I hadn’t realized the expectations outlined in the second paragraph, but I’m sure they’re true, for nearly every black academic I know of is engaged in writing about the connection between their discipline and “blackness”. (This also applies to “studies” programs, in which white people also conform to DEI expectations by imbuing scholarship with ideology approved by DEI.) What is clear is that DEI is racist in expecting groups to behave in certain approved ways and to hold certain approved views. John McWhorter, for instance, has not done that, and he’s suffered for it. As he says, he’ll never be invited to another linguistics meeting nor get an invitation to speak about linguistics at another university. What a pity for such a smart guy! But that’s what you suffer for thinking independently—for being “heterodox.”
One more quote on “political blackness”:
Political Blackness made much more sense several decades ago. Both Malcolm X and the Rev. Martin Luther King Jr. could have been construed as politically Black. Why?

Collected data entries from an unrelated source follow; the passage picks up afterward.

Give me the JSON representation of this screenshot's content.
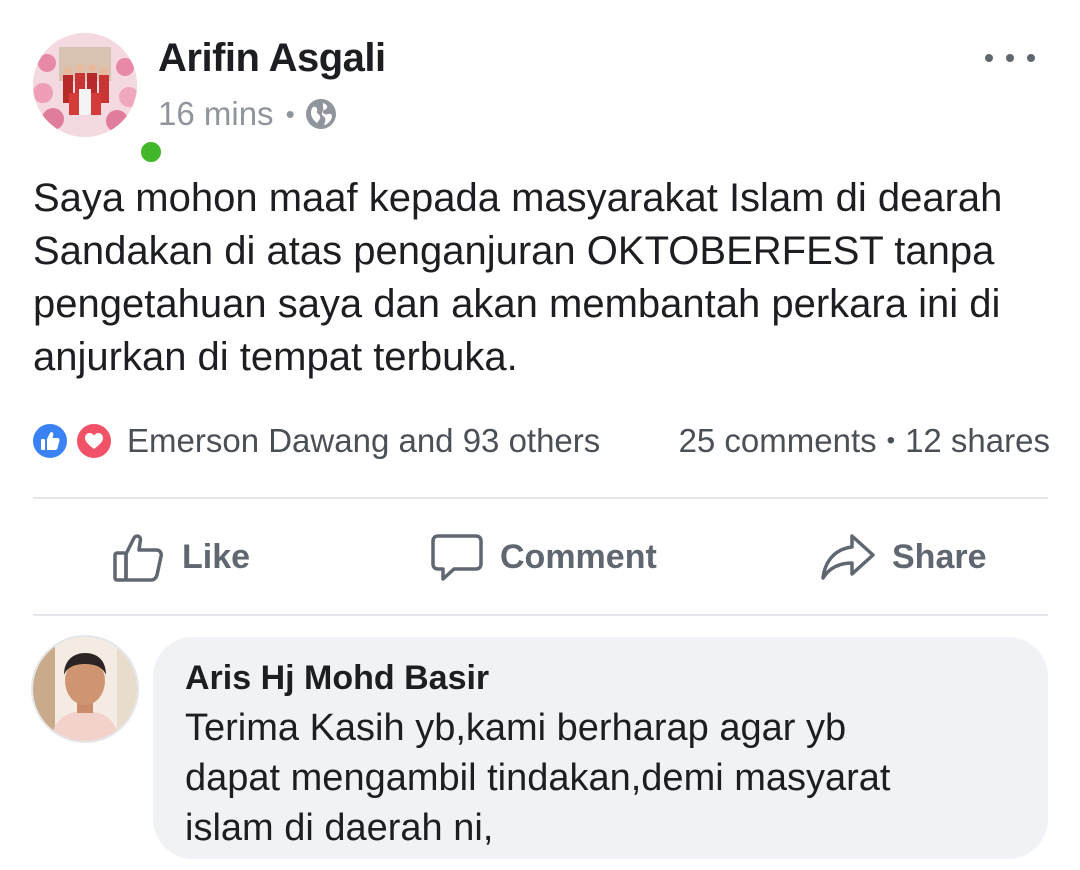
{
  "post": {
    "author": "Arifin Asgali",
    "time": "16 mins",
    "meta_separator": "•",
    "privacy_icon": "globe-icon",
    "text": "Saya mohon maaf kepada masyarakat Islam di dearah\nSandakan di atas penganjuran OKTOBERFEST tanpa\npengetahuan saya dan akan membantah perkara ini di\nanjurkan di tempat terbuka.",
    "online_status_color": "#42b72a"
  },
  "reactions": {
    "icons": [
      "like-reaction-icon",
      "love-reaction-icon"
    ],
    "summary": "Emerson Dawang and 93 others",
    "comments": "25 comments",
    "stats_separator": "•",
    "shares": "12 shares"
  },
  "actions": {
    "like_label": "Like",
    "comment_label": "Comment",
    "share_label": "Share"
  },
  "comment": {
    "author": "Aris Hj Mohd Basir",
    "text": "Terima Kasih yb,kami berharap agar yb\ndapat mengambil tindakan,demi masyarat\nislam di daerah ni,"
  },
  "colors": {
    "text_primary": "#1c1e21",
    "text_secondary": "#90949c",
    "action_gray": "#606770",
    "like_blue": "#3b82f6",
    "love_red": "#f25268",
    "comment_bubble": "#f0f2f5",
    "divider": "#e4e6eb"
  }
}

Because, when these men lived, whether Black Americans were gay or straight, Islamic or Christian, working class or middle class, none of them could sit at the front of the bus in the Jim Crow South. However, in this third decade of the 21st century, the efficacy of political Blackness has waned significantly. Though things are not perfect and racist environments still exist, policy changes have afforded Black Americans opportunities and resources traditionally denied them. As a result, “the Black experience” has become so varied that the use of “the” is questionable.
The idea of an indefinite abject oppression that justifies essentialism and political Blackness does not reflect reality. The facts that roughly 80 percent of Black Americans are working class or higher and that the number of Black immigrants has skyrocketed (strongly suggesting that the United States isn’t a fundamentally anti‐Black country) are just two of many things that illustrate this. But activists who still want power must fabricate an insidious specter of oppression, and an essential victimhood has to be prescribed, whether they are homeless or Oprah Winfrey. If you are a Black American who does not abide by this prescription, be you liberal or conservative, you are seen as weakening the political power of Black Americans.

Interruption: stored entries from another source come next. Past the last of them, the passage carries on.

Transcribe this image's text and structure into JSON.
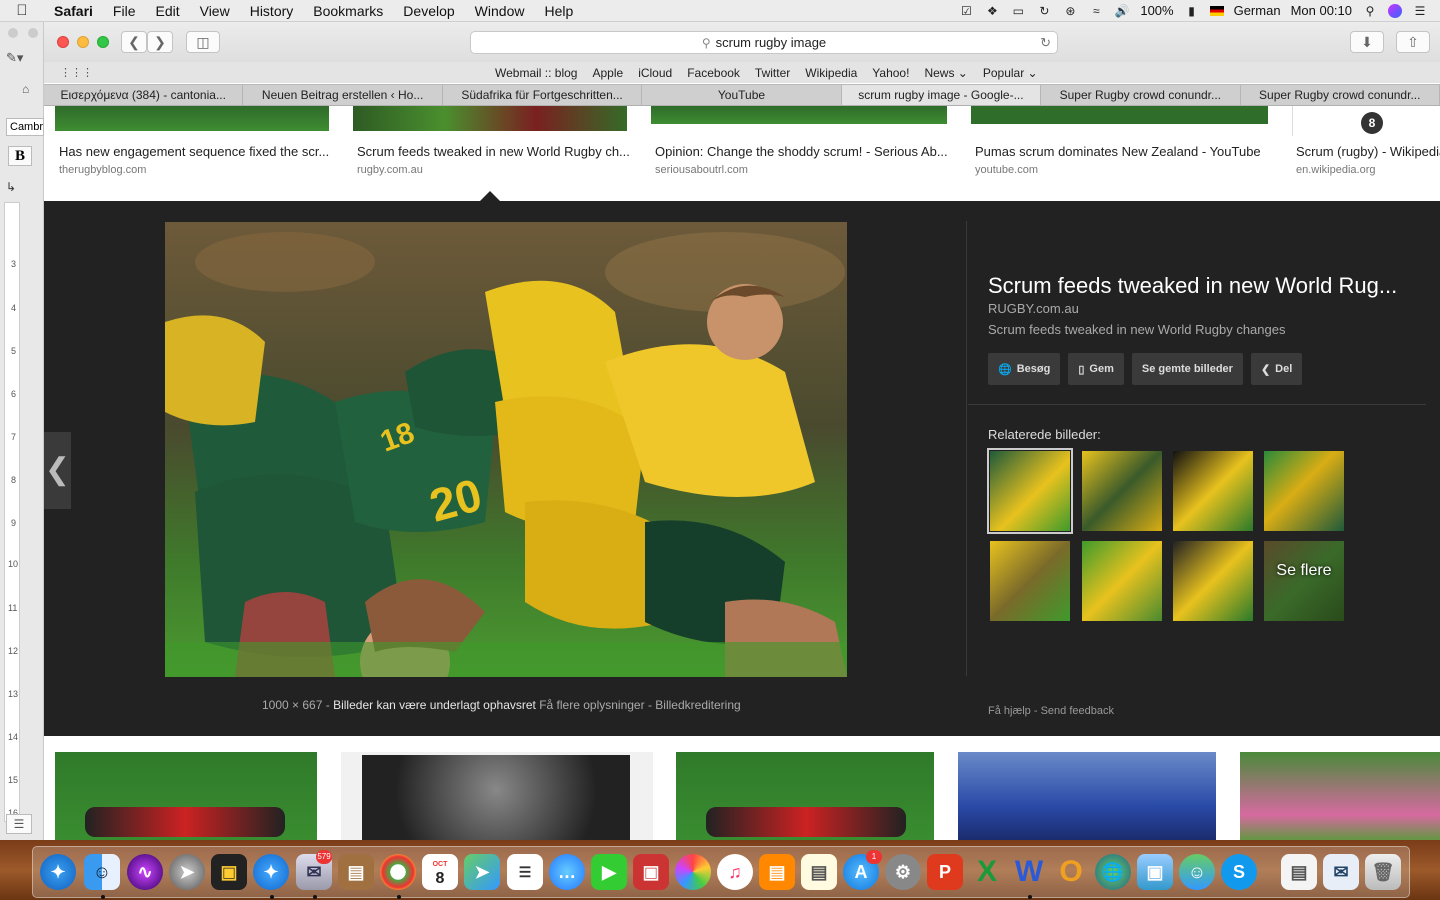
{
  "menubar": {
    "items": [
      "Safari",
      "File",
      "Edit",
      "View",
      "History",
      "Bookmarks",
      "Develop",
      "Window",
      "Help"
    ],
    "battery": "100%",
    "input_source": "German",
    "clock": "Mon 00:10"
  },
  "word_window": {
    "font_box": "Cambr",
    "bold_button": "B",
    "ruler_numbers": [
      "3",
      "4",
      "5",
      "6",
      "7",
      "8",
      "9",
      "10",
      "11",
      "12",
      "13",
      "14",
      "15",
      "16"
    ]
  },
  "toolbar": {
    "address": "scrum rugby image"
  },
  "favorites": [
    "Webmail :: blog",
    "Apple",
    "iCloud",
    "Facebook",
    "Twitter",
    "Wikipedia",
    "Yahoo!",
    "News ⌄",
    "Popular ⌄"
  ],
  "tabs": [
    {
      "label": "Εισερχόμενα (384) - cantonia...",
      "active": false
    },
    {
      "label": "Neuen Beitrag erstellen ‹ Ho...",
      "active": false
    },
    {
      "label": "Südafrika für Fortgeschritten...",
      "active": false
    },
    {
      "label": "YouTube",
      "active": false
    },
    {
      "label": "scrum rugby image - Google-...",
      "active": true
    },
    {
      "label": "Super Rugby crowd conundr...",
      "active": false
    },
    {
      "label": "Super Rugby crowd conundr...",
      "active": false
    }
  ],
  "top_results": [
    {
      "title": "Has new engagement sequence fixed the scr...",
      "source": "therugbyblog.com"
    },
    {
      "title": "Scrum feeds tweaked in new World Rugby ch...",
      "source": "rugby.com.au"
    },
    {
      "title": "Opinion: Change the shoddy scrum! - Serious Ab...",
      "source": "seriousaboutrl.com"
    },
    {
      "title": "Pumas scrum dominates New Zealand - YouTube",
      "source": "youtube.com"
    },
    {
      "title": "Scrum (rugby) - Wikipedia",
      "source": "en.wikipedia.org",
      "badge": "8"
    }
  ],
  "preview": {
    "title": "Scrum feeds tweaked in new World Rug...",
    "domain": "RUGBY.com.au",
    "description": "Scrum feeds tweaked in new World Rugby changes",
    "actions": [
      "Besøg",
      "Gem",
      "Se gemte billeder",
      "Del"
    ],
    "related_label": "Relaterede billeder:",
    "see_more": "Se flere",
    "caption": {
      "dimensions": "1000 × 667",
      "copyright": "Billeder kan være underlagt ophavsret",
      "more_info": "Få flere oplysninger",
      "credit": "Billedkreditering"
    },
    "footer": {
      "help": "Få hjælp",
      "feedback": "Send feedback"
    }
  },
  "dock": {
    "mail_badge": "579",
    "calendar_month": "OCT",
    "calendar_day": "8",
    "appstore_badge": "1"
  }
}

The inherent paradox of contemporary social justice is the essentialism that says “you are bad if you stereotype other people, but you are also bad if you don’t.”
Smith goes on to say that he and others have founded a new organization to combat prescriptive racism:
I and a few others have cofounded Free Black Thought, a nonprofit newsletter and podcast representing “the rich diversity of Black thought beyond the narrow spectrum of views promoted by mainstream outlets as defining ‘the Black perspective.’” We come from a classical liberal standpoint, meaning we believe people should be treated as sovereign individuals and not deindividuated members of a group. In other words, we’re sticking it to the prescriptive racists.

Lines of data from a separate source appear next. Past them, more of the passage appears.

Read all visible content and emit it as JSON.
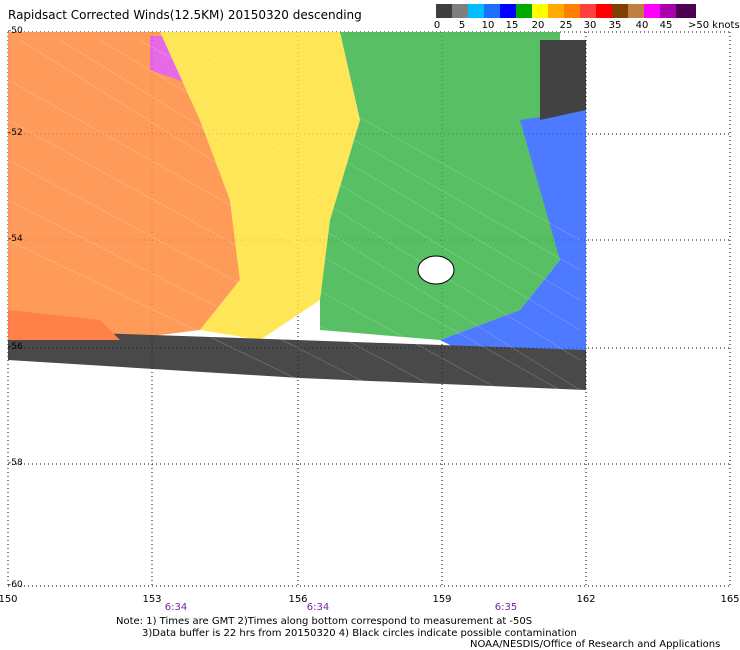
{
  "title": "Rapidsact Corrected Winds(12.5KM) 20150320 descending",
  "legend": {
    "colors": [
      "#3f3f3f",
      "#7f7f7f",
      "#00bfff",
      "#1f6fff",
      "#0000ff",
      "#00aa00",
      "#ffff00",
      "#ffaa00",
      "#ff7f00",
      "#ff3f3f",
      "#ff0000",
      "#7f3f00",
      "#bf7f3f",
      "#ff00ff",
      "#aa00aa",
      "#4f004f"
    ],
    "labels": [
      "0",
      "5",
      "10",
      "15",
      "20",
      "25",
      "30",
      "35",
      "40",
      "45"
    ],
    "unit_label": ">50 knots"
  },
  "axes": {
    "lon_labels": [
      "150",
      "153",
      "156",
      "159",
      "162",
      "165"
    ],
    "lat_labels": [
      "-50",
      "-52",
      "-54",
      "-56",
      "-58",
      "-60"
    ]
  },
  "times": [
    "6:34",
    "6:34",
    "6:35"
  ],
  "notes": {
    "line1": "Note: 1) Times are GMT 2)Times along bottom correspond to measurement at -50S",
    "line2": "3)Data buffer is 22 hrs from 20150320 4) Black circles indicate possible contamination",
    "line3": "NOAA/NESDIS/Office of Research and Applications"
  }
}
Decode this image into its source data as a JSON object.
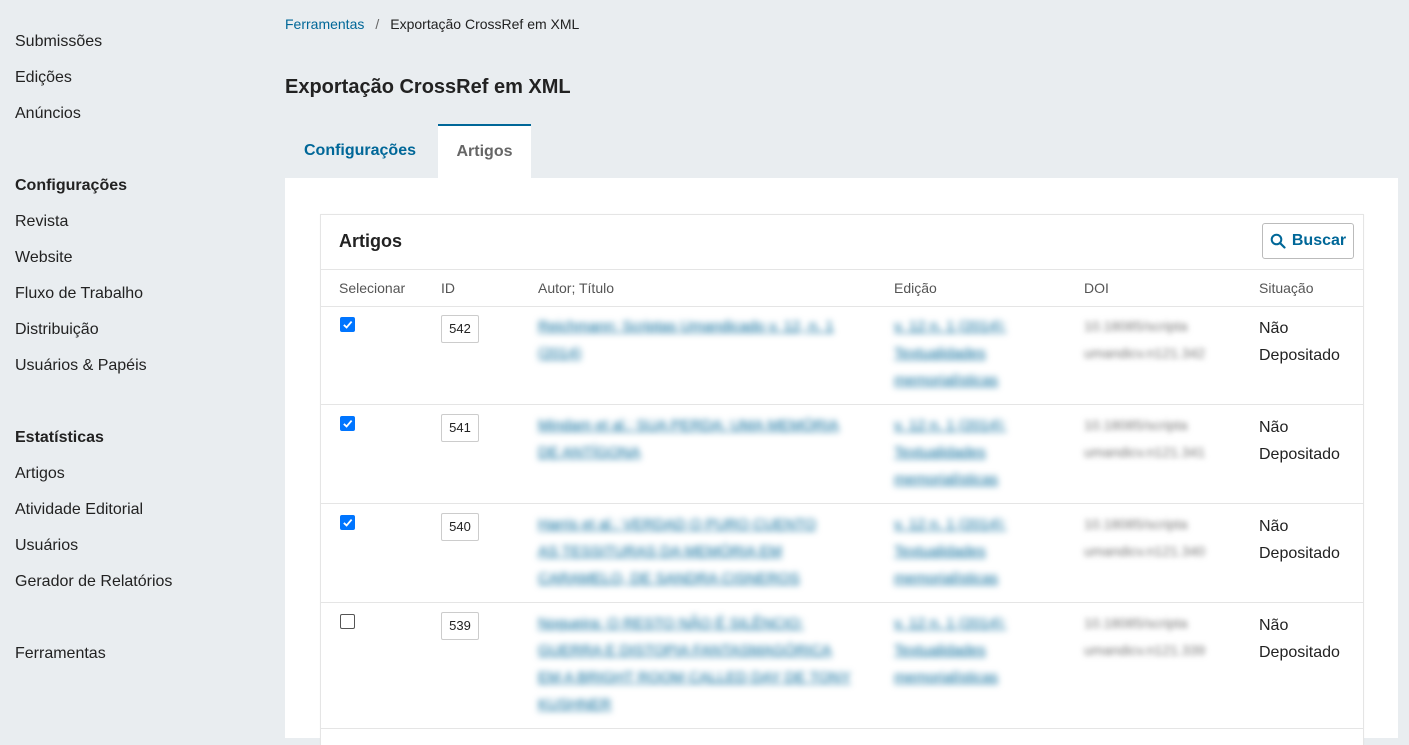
{
  "sidebar": {
    "items_top": [
      "Submissões",
      "Edições",
      "Anúncios"
    ],
    "section_config": "Configurações",
    "items_config": [
      "Revista",
      "Website",
      "Fluxo de Trabalho",
      "Distribuição",
      "Usuários & Papéis"
    ],
    "section_stats": "Estatísticas",
    "items_stats": [
      "Artigos",
      "Atividade Editorial",
      "Usuários",
      "Gerador de Relatórios"
    ],
    "tools": "Ferramentas"
  },
  "breadcrumb": {
    "link": "Ferramentas",
    "separator": "/",
    "current": "Exportação CrossRef em XML"
  },
  "page_title": "Exportação CrossRef em XML",
  "tabs": [
    "Configurações",
    "Artigos"
  ],
  "listing": {
    "title": "Artigos",
    "search_label": "Buscar",
    "columns": [
      "Selecionar",
      "ID",
      "Autor; Título",
      "Edição",
      "DOI",
      "Situação"
    ],
    "rows": [
      {
        "checked": true,
        "id": "542",
        "title_lines": [
          "Reichmann: Scriptas Umandicado v. 12, n. 1",
          "(2014)"
        ],
        "issue_lines": [
          "v. 12 n. 1 (2014):",
          "Textualidades",
          "memorialísticas"
        ],
        "doi_lines": [
          "10.18085/scripta",
          "umandicv.n121.342"
        ],
        "status_lines": [
          "Não",
          "Depositado"
        ]
      },
      {
        "checked": true,
        "id": "541",
        "title_lines": [
          "Mindam et al.: SUA PERDA: UMA MEMÓRIA",
          "DE ANTÍGONA"
        ],
        "issue_lines": [
          "v. 12 n. 1 (2014):",
          "Textualidades",
          "memorialísticas"
        ],
        "doi_lines": [
          "10.18085/scripta",
          "umandicv.n121.341"
        ],
        "status_lines": [
          "Não",
          "Depositado"
        ]
      },
      {
        "checked": true,
        "id": "540",
        "title_lines": [
          "Harris et al.: VERDAD O PURO CUENTO",
          "AS TESSITURAS DA MEMÓRIA EM",
          "CARAMELO, DE SANDRA CISNEROS"
        ],
        "issue_lines": [
          "v. 12 n. 1 (2014):",
          "Textualidades",
          "memorialísticas"
        ],
        "doi_lines": [
          "10.18085/scripta",
          "umandicv.n121.340"
        ],
        "status_lines": [
          "Não",
          "Depositado"
        ]
      },
      {
        "checked": false,
        "id": "539",
        "title_lines": [
          "Nogueira: O RESTO NÃO É SILÊNCIO:",
          "GUERRA E DISTOPIA FANTASMAGÓRICA",
          "EM A BRIGHT ROOM CALLED DAY DE TONY",
          "KUSHNER"
        ],
        "issue_lines": [
          "v. 12 n. 1 (2014):",
          "Textualidades",
          "memorialísticas"
        ],
        "doi_lines": [
          "10.18085/scripta",
          "umandicv.n121.339"
        ],
        "status_lines": [
          "Não",
          "Depositado"
        ]
      }
    ]
  }
}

The “free” in Free Black Thought is both an adjective and a verb. We want to promote thought free from the tyranny of prescription, which means we publish and promote a wide array of ideological points and artistic expression, highlighting Black artists and thinkers typically neglected in mainstream media. But we also seek “to free” Black thought by offering alternatives to K‑12 curricula informed by critical social justice, like BLM in Schools and Woke Kindergarten, to let schools know that other ways to promote true DEI do exist.
Another sin laid at the door of DEI, which I’m hoping is on the way out. Note that I said “hoping”, not “predicting.”